When he proposed, in the late 1960s, that all the human genes be mapped to the individual chromosomes in their own specified order, it was an idea that seemed preposterous, difficult and boring -- exactly what a medical researcher didn't want for a career goal.
In truth, it was that for a while.
McKusick, never a laboratory scientist, left the arduous work of gene-mapping to others. Back then, mapping a gene -- when it was possible -- took years. (Today, it pours out of an automated sequencer and computer in weeks).
Instead, he continued to look for heritable diseases and created a catalogue of what he and others found.

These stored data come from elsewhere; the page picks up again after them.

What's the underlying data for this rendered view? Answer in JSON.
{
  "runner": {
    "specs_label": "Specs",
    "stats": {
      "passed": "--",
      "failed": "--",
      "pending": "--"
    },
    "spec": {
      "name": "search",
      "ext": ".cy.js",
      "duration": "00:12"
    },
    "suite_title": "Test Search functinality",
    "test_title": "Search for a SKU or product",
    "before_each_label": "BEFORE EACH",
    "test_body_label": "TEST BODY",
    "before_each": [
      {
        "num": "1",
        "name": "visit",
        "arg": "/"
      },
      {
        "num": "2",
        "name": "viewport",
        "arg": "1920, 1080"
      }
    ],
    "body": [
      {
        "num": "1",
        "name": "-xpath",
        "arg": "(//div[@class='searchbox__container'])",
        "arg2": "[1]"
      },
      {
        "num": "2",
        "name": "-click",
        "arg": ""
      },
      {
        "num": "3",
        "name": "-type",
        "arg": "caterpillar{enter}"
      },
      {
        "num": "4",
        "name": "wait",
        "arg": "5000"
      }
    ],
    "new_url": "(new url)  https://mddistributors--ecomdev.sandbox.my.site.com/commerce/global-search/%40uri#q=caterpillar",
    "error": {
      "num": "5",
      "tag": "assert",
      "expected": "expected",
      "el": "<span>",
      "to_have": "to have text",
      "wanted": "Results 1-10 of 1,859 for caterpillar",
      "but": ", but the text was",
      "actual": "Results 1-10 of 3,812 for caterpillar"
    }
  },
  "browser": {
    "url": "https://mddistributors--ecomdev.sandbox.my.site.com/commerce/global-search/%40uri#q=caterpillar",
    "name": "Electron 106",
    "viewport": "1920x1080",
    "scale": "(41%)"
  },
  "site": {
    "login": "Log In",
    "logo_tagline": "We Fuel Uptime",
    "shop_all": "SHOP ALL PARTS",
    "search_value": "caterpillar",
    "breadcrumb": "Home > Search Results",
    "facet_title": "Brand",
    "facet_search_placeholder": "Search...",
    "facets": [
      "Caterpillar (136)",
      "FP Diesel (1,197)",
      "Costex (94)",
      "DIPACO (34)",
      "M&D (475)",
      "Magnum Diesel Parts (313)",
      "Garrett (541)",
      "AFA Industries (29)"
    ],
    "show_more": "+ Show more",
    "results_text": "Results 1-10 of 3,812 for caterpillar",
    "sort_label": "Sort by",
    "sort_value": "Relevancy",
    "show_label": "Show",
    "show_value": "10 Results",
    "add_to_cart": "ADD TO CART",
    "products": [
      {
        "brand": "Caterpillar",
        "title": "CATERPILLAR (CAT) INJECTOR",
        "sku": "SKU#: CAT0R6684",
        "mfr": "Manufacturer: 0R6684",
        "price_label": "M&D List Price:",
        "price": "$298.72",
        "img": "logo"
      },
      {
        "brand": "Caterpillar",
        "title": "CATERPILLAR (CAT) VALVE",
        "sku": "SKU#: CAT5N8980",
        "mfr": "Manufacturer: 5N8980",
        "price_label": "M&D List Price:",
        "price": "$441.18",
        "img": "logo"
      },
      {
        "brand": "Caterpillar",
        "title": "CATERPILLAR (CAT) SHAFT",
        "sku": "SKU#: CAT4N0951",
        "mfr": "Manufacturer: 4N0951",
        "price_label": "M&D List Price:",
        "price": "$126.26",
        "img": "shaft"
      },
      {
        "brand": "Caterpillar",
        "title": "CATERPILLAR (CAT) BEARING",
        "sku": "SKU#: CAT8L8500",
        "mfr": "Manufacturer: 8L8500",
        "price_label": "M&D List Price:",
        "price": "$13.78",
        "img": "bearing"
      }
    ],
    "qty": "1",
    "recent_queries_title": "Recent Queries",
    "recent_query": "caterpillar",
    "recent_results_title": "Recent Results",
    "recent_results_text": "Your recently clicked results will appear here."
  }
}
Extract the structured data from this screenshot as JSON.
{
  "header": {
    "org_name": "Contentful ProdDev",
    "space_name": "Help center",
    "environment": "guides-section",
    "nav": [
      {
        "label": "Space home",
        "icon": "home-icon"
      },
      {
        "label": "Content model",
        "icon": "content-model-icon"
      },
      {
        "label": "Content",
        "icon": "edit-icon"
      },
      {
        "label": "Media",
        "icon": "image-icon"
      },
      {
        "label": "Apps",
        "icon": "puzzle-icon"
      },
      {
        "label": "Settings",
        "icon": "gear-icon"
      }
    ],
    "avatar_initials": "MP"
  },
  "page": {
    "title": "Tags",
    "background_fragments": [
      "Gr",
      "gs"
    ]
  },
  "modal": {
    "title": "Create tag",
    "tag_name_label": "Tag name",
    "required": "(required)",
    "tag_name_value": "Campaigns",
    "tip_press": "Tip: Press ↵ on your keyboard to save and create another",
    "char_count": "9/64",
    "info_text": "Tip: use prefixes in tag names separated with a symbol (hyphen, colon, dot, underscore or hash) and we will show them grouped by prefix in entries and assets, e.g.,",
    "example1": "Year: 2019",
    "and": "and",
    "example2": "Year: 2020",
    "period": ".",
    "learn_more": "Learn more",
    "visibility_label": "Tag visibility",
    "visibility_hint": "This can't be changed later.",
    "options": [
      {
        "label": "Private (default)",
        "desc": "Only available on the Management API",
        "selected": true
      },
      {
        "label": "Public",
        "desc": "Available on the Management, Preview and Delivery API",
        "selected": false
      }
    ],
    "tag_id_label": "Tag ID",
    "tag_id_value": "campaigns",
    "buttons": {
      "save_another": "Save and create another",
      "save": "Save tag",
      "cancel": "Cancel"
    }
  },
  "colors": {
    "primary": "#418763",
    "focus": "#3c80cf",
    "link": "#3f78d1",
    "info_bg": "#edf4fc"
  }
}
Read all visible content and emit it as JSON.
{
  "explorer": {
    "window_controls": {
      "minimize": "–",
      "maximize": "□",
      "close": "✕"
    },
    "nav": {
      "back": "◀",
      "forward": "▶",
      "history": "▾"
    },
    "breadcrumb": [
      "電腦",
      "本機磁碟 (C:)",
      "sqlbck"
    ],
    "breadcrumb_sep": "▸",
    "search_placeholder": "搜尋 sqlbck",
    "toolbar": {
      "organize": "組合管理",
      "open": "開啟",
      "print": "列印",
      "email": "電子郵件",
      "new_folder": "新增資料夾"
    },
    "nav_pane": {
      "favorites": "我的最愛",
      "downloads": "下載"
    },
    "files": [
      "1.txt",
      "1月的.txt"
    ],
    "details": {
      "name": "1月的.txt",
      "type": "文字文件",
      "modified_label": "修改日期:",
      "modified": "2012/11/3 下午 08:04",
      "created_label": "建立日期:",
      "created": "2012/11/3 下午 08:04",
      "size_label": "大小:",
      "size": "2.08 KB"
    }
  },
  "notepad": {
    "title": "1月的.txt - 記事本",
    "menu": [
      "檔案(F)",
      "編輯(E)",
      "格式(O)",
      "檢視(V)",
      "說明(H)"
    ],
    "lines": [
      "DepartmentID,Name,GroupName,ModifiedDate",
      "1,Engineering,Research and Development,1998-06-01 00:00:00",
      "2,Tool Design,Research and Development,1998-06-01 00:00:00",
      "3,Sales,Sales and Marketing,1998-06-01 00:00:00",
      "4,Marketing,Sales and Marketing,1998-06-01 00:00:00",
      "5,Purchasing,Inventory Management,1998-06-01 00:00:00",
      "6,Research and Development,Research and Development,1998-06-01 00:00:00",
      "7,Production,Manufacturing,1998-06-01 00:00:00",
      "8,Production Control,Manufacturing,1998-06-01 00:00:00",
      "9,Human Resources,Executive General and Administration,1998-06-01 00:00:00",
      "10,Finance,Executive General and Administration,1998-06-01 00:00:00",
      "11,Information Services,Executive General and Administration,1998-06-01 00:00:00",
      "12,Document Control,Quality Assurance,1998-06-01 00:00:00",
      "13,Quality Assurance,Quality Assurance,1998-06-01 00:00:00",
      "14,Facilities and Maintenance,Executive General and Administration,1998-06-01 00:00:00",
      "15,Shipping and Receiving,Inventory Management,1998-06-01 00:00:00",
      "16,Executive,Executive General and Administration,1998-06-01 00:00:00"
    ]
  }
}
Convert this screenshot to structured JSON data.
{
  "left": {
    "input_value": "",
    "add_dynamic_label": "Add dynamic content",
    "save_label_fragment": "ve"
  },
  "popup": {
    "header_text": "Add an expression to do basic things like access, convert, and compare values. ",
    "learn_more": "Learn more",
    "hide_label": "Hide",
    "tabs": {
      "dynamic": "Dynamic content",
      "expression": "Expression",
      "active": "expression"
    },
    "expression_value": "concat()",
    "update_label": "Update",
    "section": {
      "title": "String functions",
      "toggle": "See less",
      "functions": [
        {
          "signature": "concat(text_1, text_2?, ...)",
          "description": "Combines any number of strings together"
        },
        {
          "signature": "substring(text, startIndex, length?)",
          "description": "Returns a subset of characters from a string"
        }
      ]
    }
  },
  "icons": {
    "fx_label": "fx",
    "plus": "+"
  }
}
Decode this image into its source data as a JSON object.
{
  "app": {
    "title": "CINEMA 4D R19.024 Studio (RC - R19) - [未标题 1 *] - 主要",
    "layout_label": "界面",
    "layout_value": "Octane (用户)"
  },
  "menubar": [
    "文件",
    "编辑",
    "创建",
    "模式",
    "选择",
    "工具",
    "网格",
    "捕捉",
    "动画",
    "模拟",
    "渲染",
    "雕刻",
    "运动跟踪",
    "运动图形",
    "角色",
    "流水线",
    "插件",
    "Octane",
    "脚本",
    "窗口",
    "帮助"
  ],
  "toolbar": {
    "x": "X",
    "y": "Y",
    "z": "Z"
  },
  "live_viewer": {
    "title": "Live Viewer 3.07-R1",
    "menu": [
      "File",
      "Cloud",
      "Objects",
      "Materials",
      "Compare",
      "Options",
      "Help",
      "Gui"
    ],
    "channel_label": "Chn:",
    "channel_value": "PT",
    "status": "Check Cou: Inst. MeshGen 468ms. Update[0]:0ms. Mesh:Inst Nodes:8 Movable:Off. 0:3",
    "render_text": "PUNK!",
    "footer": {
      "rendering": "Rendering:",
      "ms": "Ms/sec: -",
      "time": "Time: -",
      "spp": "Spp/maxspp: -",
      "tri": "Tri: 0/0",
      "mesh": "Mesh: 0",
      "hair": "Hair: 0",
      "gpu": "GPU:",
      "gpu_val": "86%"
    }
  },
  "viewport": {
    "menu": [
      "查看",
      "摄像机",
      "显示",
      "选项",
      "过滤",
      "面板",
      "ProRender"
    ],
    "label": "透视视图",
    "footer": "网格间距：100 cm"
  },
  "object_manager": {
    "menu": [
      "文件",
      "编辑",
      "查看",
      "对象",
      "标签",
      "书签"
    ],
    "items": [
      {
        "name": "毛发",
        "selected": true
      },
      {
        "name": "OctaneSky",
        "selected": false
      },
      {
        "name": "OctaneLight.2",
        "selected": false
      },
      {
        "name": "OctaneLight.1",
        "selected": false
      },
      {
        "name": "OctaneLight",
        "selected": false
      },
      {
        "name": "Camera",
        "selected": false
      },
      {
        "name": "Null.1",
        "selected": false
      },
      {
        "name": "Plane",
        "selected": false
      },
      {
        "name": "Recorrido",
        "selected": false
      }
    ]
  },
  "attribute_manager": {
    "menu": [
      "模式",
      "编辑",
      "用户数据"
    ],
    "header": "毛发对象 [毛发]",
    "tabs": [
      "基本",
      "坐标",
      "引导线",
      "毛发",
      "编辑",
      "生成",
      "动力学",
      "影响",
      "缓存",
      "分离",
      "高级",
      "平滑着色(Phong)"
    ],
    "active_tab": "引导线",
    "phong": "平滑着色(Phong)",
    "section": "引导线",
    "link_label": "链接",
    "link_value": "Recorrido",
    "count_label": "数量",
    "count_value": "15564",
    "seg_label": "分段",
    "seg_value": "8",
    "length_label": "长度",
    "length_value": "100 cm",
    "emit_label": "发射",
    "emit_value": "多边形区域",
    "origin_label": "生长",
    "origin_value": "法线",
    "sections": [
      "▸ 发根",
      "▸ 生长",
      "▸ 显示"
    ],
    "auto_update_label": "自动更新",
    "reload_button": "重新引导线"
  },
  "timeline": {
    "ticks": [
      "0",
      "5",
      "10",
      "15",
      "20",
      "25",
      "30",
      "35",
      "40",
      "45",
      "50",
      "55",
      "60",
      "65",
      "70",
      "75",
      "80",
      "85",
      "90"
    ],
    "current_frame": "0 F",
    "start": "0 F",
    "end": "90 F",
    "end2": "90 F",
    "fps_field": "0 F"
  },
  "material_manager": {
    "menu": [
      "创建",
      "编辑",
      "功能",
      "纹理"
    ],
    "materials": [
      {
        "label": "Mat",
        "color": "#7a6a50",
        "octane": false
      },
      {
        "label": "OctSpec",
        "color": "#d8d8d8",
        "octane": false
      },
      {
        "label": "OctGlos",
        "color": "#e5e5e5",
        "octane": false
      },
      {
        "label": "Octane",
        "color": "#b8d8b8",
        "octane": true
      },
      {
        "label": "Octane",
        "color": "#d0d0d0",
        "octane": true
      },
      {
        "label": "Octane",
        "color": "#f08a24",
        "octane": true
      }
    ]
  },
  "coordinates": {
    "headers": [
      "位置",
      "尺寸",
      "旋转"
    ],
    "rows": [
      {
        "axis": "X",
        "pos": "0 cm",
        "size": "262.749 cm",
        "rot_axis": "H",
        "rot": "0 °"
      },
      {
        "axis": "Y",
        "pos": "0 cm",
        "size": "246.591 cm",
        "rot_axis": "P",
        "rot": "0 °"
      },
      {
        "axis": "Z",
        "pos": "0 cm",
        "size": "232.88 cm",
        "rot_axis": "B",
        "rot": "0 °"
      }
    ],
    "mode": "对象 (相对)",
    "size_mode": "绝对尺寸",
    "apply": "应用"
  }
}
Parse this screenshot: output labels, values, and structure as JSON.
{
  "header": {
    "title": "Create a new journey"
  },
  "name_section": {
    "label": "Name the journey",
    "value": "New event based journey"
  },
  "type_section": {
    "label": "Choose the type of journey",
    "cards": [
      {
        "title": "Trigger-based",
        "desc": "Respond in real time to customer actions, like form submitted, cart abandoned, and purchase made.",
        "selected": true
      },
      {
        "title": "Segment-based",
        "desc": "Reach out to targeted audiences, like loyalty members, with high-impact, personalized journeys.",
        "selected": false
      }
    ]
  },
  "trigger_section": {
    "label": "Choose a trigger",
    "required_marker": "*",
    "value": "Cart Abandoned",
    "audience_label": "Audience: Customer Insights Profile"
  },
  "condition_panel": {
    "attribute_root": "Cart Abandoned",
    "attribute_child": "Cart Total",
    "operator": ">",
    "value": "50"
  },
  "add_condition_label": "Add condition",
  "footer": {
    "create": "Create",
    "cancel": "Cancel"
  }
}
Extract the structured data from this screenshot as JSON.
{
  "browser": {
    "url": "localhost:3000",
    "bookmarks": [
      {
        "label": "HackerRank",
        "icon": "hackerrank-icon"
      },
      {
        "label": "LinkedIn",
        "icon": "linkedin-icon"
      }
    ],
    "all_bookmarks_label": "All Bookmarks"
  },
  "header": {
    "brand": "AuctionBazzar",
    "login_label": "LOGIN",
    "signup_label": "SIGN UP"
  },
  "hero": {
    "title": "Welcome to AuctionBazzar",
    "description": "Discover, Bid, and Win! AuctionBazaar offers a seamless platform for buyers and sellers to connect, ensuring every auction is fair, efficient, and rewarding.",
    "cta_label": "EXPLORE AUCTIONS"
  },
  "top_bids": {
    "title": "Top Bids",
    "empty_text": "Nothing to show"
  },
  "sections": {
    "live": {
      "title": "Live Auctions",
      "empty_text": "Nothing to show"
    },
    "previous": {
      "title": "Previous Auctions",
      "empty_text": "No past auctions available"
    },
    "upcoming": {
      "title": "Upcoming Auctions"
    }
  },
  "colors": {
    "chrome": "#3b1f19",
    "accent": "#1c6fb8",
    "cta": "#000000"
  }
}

He became the historian and compiler of mankind's emerging genome, which of course is itself a history and compilation of thousands of biological events, both successful and not.
"He was the one on the planet who held the faith and who thought that it was actually worthwhile to map the genes," Peter Goodfellow, a distinguished English geneticist, said last year.
McKusick testified before congressional committees, seeking support for the Human Genome Project. He would pull sequential editions of his catalogue, "Mendelian Inheritance in Man," from an L.L. Bean canvas bag and stand them up on the table. Each was thicker than the last. They stood as visual witnesses to the slow accretion of knowledge.
Genetics and genomics are not all of life. (After all, McKusick's identical twin became a lawyer, not a doctor). But for the moment, they are the future of medicine.
Victor McKusick was one of the first to know it.